V. lives alone and seems perfectly happy with it, except the time when he needs to boil an egg. I do not live alone. I live with my husband and my son. The former is well aware of how to boil an egg which leaves me, a slothful mother of one, without an immediate need of updating that knowledge. The latter still needs to be convinced that the stove is far from the most exciting place in the three thousand square foot house.

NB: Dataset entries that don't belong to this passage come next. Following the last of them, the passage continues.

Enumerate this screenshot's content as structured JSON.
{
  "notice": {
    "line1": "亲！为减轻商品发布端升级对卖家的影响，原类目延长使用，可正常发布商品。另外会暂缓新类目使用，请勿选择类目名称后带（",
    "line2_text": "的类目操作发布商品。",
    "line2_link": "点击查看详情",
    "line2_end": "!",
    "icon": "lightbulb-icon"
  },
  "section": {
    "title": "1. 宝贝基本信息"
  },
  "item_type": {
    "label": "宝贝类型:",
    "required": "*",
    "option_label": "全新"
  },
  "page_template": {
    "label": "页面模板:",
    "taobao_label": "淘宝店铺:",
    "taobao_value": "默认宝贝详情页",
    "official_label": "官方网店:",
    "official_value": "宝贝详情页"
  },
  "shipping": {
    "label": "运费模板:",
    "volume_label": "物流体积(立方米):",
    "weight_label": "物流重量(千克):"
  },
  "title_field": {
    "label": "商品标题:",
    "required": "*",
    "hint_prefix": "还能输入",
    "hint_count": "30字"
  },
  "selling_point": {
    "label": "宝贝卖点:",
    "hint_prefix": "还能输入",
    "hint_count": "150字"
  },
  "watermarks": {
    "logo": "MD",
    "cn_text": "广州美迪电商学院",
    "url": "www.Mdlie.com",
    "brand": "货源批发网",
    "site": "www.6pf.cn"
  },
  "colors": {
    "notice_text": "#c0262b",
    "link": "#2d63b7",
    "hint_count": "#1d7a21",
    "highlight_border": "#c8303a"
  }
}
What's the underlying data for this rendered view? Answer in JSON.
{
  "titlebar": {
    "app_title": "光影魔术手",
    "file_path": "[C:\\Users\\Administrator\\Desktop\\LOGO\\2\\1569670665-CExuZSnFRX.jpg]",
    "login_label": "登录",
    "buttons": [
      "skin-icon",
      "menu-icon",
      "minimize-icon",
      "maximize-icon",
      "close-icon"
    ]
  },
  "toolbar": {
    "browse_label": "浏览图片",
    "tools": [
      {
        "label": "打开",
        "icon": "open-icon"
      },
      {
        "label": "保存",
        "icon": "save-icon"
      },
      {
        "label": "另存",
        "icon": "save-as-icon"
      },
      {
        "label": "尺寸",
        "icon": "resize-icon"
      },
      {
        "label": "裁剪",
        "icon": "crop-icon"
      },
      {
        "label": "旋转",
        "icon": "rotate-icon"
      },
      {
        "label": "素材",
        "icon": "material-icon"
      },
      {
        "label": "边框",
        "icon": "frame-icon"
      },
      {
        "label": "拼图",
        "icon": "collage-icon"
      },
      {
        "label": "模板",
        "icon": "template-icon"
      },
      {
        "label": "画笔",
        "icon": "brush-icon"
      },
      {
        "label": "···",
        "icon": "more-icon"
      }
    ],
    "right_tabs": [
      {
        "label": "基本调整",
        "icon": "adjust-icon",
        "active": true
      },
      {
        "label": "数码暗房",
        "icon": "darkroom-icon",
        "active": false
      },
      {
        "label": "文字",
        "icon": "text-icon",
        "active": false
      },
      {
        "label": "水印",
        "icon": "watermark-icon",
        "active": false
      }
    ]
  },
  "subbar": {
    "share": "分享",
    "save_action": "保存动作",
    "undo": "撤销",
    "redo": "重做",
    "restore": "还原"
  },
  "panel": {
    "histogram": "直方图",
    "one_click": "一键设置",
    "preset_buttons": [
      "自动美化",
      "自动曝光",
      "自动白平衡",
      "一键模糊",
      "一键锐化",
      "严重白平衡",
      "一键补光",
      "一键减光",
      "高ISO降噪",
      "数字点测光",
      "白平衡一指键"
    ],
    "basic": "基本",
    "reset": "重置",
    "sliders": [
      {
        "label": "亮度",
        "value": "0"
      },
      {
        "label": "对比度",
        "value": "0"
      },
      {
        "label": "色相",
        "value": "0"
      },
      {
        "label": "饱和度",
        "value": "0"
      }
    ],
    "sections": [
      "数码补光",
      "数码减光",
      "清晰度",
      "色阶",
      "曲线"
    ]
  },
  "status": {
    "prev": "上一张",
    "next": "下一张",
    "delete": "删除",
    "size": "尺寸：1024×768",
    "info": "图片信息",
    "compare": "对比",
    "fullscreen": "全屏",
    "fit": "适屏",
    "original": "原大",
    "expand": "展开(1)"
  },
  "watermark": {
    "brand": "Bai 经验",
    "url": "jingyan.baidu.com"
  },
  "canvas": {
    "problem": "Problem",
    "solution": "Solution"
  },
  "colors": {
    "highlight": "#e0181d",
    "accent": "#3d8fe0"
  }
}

But back to V. and his egg. Besides discussing the aftermath of gastrointestinal problems, we managed to touch upon the subject of marriage...The subject, as it always does, came up suddenly..."Did hell freeze over!?" inquired V.? Since I do not have any windows next to my desk at work, and I did not think that V's inquiry warrantied my burging into my co-worker Andrea's office (given that out of utter boredom I already picked at least fifteen random conversations with her and have clearly reached my limit of random and her limit of tolerance) I could not make sure what was going on in Hell. I could, however, tell you what was going on with R. College where I work. Nothing much. As usual.
Since it was not established that Hell has been covered by ice, it was safe to conclude that V.'s interest in marriage did not change since last time i asked - a day or two ago. Why this opposition to marriage?! Well, in his own words, he does not know himself yet and if he does not know himself how can he share his life with someone? I think that at a rather intimidating six feet and five inches my friend V is one giant chicken! Marriage is not for the weakest of hearts (and neither is the honeymoon. :) Though knowing V., the one part of marriage he would not mind would be the initial getaway. Undoubtebly, (God be gentle with the poor girl's heart!) on the way back, he would demand separate apartments, aka his own space.
I do not dare tell V. that were he not such a big chicken, he would have someone to make him a boiled egg and make sure he eats it. He would have someone to take his temperature and yell at him for not taking care of himself (other than his parents over the phone!) And I definitely keep quiet about the possibility of someone bringing him this egg to bed (particularly if it has not been very long since the honeymoon)... I keep quiet and my thoughts perform their quotidian narcissitic dance and twirl back to myself and A. and thoughts of days long gone; lazy sunday mornings when breakfast was the last thing on our minds...We would stay in bed for what seemed as endless days and talk of baby names, traveling, moving to Europe and then we would not talk for a while..and talk again...I remember that sunlight would stealthly leak into the room and betray our denial that there was in fact a world outside and that not everyone was in bed on weekend mornings/afternoons (something I very well know these days!). If I were to share this memory with him right now, he would tell me that I have an overly active imagination (even if i had a quarter of a penny everytime I heard that, I would not need to live in my mother's house in a wealthy suburn of Boston...) But one does not long for what one has imagined....human mind longs for things that have passed and could have still been if life did not get in the way.

2 comments:

  1. Hey, great beginning! I look forward to reading more.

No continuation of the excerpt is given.